ELI5: Explain Like I'm 5

Energy return on energy invested

When you want to do something, like play with your toys or run around outside, you need energy in your body to do it. Energy is what gives you the power to do things.

Similarly, when grown-ups want to do something, like drive cars or use electricity in their homes, they also need energy. But, the energy they use usually comes from sources like coal, oil, and gas.

The problem with those sources is that they don't just give us energy automatically. To get the energy out of them, we need to do work to extract it-- like digging up coal or drilling for oil, which takes energy itself.

The Energy Return on Energy Invested (EROEI, for short) is like a scorecard for how much energy we get out for the energy we put in.

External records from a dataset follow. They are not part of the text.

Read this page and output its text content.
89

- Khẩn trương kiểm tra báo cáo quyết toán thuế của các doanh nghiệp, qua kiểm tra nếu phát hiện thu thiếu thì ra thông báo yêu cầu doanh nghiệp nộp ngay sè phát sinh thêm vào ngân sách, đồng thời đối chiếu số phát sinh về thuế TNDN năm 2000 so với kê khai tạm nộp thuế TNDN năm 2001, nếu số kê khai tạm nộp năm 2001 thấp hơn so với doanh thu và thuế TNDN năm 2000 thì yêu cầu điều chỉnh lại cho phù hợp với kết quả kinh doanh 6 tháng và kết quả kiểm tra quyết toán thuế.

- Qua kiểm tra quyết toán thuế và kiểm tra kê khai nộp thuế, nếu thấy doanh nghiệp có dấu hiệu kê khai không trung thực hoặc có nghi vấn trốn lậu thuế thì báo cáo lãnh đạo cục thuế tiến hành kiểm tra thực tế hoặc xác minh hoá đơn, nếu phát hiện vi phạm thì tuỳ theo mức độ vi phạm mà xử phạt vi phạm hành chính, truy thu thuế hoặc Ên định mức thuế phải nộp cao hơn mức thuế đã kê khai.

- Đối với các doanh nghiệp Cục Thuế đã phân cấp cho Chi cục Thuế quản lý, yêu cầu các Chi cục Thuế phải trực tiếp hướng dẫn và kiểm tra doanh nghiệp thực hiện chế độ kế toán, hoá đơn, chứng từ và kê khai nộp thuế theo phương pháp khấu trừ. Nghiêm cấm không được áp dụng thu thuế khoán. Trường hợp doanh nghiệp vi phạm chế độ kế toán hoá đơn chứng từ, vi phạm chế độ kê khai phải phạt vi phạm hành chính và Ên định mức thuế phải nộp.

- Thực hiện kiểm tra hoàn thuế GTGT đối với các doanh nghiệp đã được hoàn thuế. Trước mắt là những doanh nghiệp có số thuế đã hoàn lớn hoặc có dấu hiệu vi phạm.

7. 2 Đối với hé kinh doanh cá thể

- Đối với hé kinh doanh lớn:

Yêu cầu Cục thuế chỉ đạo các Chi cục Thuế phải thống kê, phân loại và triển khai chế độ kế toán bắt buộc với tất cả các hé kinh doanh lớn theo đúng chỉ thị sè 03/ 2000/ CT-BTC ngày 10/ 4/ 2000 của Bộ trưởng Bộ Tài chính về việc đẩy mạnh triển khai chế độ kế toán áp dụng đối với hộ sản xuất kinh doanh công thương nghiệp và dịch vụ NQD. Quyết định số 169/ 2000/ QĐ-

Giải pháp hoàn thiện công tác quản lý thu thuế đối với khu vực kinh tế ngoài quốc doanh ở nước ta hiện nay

It's all about measuring how much energy we get from a source, like coal, compared to how much energy we had to use to get it.

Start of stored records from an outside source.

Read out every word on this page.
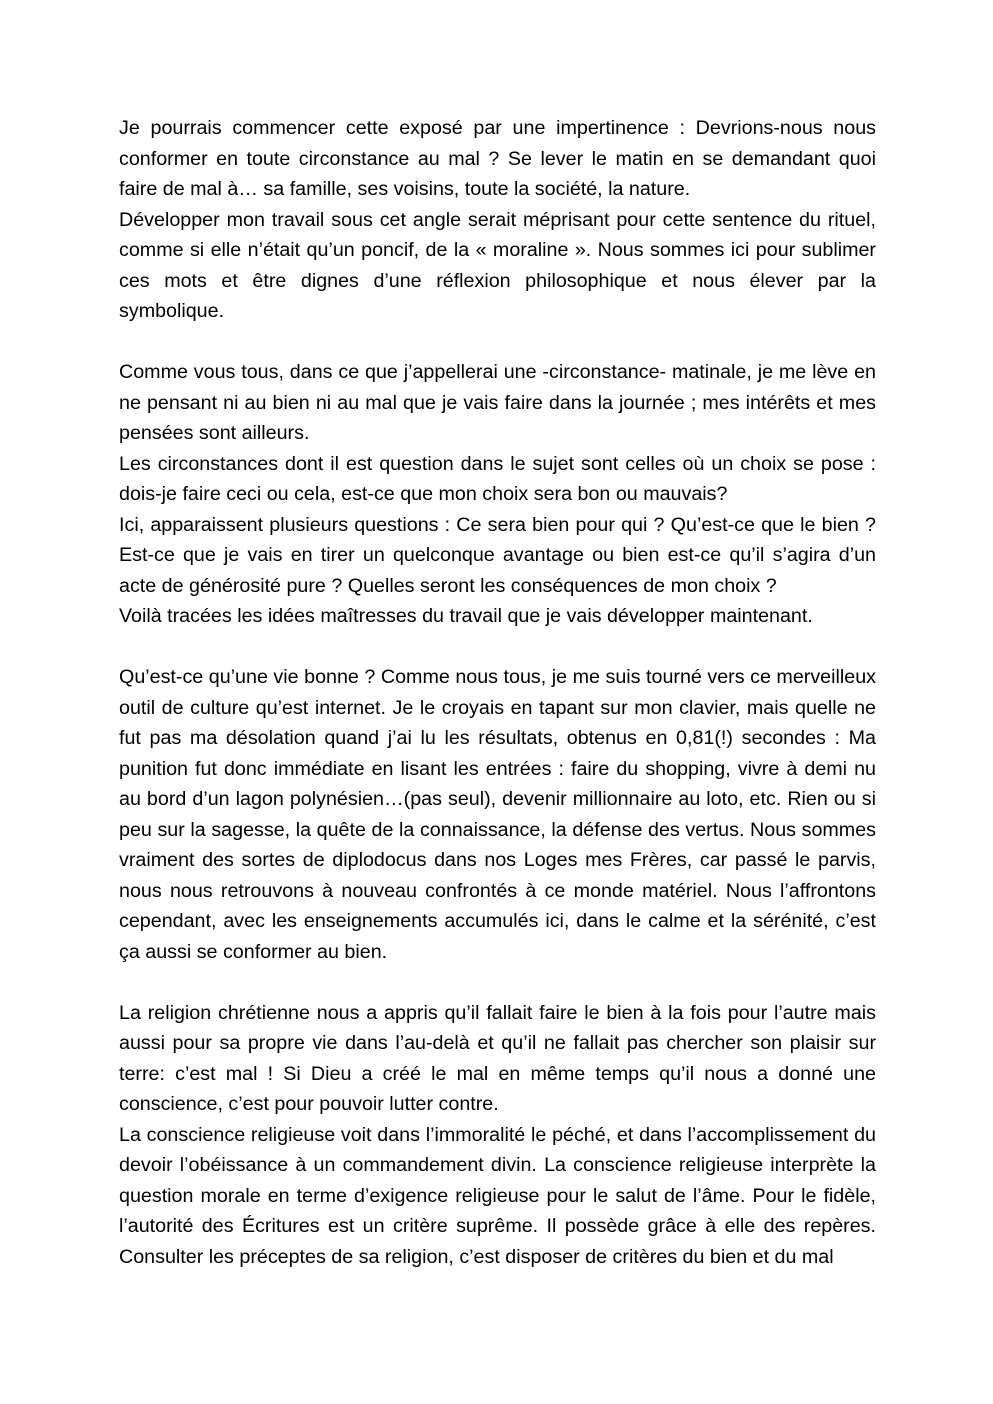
Je pourrais commencer cette exposé par une impertinence : Devrions-nous nous conformer en toute circonstance au mal ? Se lever le matin en se demandant quoi faire de mal à… sa famille, ses voisins, toute la société, la nature.

Développer mon travail sous cet angle serait méprisant pour cette sentence du rituel, comme si elle n’était qu’un poncif, de la « moraline ». Nous sommes ici pour sublimer ces mots et être dignes d’une réflexion philosophique et nous élever par la symbolique.

Comme vous tous, dans ce que j’appellerai une -circonstance- matinale, je me lève en ne pensant ni au bien ni au mal que je vais faire dans la journée ; mes intérêts et mes pensées sont ailleurs.

Les circonstances dont il est question dans le sujet sont celles où un choix se pose : dois-je faire ceci ou cela, est-ce que mon choix sera bon ou mauvais?

Ici, apparaissent plusieurs questions : Ce sera bien pour qui ? Qu’est-ce que le bien ? Est-ce que je vais en tirer un quelconque avantage ou bien est-ce qu’il s’agira d’un acte de générosité pure ? Quelles seront les conséquences de mon choix ?

Voilà tracées les idées maîtresses du travail que je vais développer maintenant.

Qu’est-ce qu’une vie bonne ? Comme nous tous, je me suis tourné vers ce merveilleux outil de culture qu’est internet. Je le croyais en tapant sur mon clavier, mais quelle ne fut pas ma désolation quand j’ai lu les résultats, obtenus en 0,81(!) secondes : Ma punition fut donc immédiate en lisant les entrées : faire du shopping, vivre à demi nu au bord d’un lagon polynésien…(pas seul), devenir millionnaire au loto, etc. Rien ou si peu sur la sagesse, la quête de la connaissance, la défense des vertus. Nous sommes vraiment des sortes de diplodocus dans nos Loges mes Frères, car passé le parvis, nous nous retrouvons à nouveau confrontés à ce monde matériel. Nous l’affrontons cependant, avec les enseignements accumulés ici, dans le calme et la sérénité, c’est ça aussi se conformer au bien.

La religion chrétienne nous a appris qu’il fallait faire le bien à la fois pour l’autre mais aussi pour sa propre vie dans l’au-delà et qu’il ne fallait pas chercher son plaisir sur terre: c’est mal ! Si Dieu a créé le mal en même temps qu’il nous a donné une conscience, c’est pour pouvoir lutter contre.

La conscience religieuse voit dans l’immoralité le péché, et dans l’accomplissement du devoir l’obéissance à un commandement divin. La conscience religieuse interprète la question morale en terme d’exigence religieuse pour le salut de l’âme. Pour le fidèle, l’autorité des Écritures est un critère suprême. Il possède grâce à elle des repères. Consulter les préceptes de sa religion, c’est disposer de critères du bien et du mal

For example, imagine you had a toy car that was powered by a battery. If you used a lot of energy to build the battery in the first place but only got a little bit of energy out of it when using the car, then the EROEI would be low.

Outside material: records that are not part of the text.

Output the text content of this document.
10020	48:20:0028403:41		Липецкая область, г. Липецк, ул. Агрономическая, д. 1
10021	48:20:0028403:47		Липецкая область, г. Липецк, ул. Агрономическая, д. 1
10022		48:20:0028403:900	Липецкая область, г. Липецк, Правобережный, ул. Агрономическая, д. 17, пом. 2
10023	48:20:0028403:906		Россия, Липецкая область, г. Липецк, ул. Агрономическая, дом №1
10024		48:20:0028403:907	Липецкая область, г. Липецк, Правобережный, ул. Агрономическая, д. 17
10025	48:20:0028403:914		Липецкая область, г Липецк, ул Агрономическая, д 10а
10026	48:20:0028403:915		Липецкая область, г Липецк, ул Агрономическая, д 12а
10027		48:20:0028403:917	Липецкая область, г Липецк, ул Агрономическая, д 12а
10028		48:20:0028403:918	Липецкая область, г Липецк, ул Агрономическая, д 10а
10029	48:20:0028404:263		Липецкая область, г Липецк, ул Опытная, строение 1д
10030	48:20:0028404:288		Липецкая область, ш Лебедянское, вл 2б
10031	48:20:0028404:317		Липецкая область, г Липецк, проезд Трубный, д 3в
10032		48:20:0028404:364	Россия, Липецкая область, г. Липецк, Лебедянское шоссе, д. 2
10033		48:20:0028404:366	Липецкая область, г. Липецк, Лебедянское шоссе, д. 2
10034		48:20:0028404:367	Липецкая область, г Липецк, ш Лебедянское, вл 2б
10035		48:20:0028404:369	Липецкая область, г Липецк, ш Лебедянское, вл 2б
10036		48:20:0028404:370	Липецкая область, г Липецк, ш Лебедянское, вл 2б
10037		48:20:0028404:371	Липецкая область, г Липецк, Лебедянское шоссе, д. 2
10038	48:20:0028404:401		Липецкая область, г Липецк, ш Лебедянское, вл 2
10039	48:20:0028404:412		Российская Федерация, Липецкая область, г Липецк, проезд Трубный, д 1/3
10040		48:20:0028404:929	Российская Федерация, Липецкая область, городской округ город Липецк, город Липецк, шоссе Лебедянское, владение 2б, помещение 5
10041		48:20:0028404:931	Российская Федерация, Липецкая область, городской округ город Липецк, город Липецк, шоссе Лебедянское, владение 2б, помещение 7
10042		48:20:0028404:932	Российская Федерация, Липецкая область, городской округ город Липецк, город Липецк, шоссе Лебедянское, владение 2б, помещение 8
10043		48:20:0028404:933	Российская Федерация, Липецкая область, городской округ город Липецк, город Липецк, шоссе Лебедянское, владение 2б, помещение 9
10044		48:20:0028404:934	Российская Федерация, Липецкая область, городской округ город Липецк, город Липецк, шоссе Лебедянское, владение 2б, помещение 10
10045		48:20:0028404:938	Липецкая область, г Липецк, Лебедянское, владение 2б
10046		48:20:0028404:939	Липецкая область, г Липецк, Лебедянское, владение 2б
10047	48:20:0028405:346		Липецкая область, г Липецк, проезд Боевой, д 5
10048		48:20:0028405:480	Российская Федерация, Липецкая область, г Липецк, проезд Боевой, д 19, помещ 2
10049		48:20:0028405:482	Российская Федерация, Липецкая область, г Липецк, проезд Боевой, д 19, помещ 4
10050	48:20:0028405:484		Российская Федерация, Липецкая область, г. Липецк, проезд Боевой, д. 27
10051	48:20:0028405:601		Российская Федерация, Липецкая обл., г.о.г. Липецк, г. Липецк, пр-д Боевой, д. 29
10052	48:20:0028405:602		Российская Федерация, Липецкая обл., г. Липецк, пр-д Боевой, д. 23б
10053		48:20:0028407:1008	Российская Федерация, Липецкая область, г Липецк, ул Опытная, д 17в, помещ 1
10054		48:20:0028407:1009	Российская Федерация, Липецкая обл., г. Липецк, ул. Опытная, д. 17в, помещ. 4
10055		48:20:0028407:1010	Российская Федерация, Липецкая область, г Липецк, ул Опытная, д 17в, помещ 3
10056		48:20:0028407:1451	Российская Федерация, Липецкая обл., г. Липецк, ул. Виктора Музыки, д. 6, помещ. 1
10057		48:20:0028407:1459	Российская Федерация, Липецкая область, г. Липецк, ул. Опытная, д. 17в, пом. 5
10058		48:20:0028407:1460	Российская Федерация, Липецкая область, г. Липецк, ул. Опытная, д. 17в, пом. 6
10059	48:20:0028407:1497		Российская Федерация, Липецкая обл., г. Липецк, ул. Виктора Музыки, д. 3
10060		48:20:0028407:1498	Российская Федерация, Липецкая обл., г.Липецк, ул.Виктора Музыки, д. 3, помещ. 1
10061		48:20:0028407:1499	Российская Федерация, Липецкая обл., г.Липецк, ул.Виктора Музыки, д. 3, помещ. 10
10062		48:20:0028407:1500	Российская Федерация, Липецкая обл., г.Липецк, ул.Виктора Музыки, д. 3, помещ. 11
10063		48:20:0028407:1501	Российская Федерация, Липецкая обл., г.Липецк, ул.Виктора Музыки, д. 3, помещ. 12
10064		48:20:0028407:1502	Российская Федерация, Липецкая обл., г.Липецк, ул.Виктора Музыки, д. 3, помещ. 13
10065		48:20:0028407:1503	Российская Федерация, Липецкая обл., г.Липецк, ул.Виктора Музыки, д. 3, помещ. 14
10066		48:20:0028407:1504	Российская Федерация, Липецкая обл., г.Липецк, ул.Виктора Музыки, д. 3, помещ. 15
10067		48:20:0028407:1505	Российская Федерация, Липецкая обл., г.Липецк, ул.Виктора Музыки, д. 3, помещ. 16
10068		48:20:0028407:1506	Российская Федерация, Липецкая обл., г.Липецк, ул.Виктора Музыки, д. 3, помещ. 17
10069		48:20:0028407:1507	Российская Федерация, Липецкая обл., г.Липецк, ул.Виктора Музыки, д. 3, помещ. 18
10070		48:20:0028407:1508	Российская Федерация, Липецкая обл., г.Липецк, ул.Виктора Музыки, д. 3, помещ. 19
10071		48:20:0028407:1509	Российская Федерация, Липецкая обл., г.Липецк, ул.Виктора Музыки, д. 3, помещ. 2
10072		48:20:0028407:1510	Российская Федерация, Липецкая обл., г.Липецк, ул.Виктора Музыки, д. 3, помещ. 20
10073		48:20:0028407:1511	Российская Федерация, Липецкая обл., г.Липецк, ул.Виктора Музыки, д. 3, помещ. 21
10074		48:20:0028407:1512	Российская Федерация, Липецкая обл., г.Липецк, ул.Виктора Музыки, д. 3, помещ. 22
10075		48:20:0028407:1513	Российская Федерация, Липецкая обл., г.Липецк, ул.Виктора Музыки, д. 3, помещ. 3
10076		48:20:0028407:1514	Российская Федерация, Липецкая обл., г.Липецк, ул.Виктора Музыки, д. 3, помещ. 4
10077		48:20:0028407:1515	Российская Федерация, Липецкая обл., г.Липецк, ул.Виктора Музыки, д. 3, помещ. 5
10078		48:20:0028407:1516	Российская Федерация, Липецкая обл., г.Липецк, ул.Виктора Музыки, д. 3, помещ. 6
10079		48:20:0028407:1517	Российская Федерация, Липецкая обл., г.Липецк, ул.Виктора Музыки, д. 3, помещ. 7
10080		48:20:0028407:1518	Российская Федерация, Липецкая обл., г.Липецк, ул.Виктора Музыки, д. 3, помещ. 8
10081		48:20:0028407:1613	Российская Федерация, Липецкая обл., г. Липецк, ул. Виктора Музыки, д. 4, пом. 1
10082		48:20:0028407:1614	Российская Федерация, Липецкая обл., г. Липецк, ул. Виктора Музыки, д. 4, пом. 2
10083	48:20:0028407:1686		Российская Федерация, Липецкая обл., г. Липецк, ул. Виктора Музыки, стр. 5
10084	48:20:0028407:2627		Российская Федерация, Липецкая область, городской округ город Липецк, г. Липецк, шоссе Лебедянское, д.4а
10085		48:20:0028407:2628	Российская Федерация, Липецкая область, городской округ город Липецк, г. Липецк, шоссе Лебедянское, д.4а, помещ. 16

But, if you had a toy car that was powered by a solar panel, and it gave you lots of energy but you only had to use a little bit of energy setting it up, then the EROEI would be high.

So, when grown-ups think about where to get their energy from, they want to try and find sources with a high EROEI. That way, they can get a lot of energy without using too much themselves.

Overall, EROEI helps people to understand the efficiency of different energy sources and helps to guide decisions about which ones are best to use.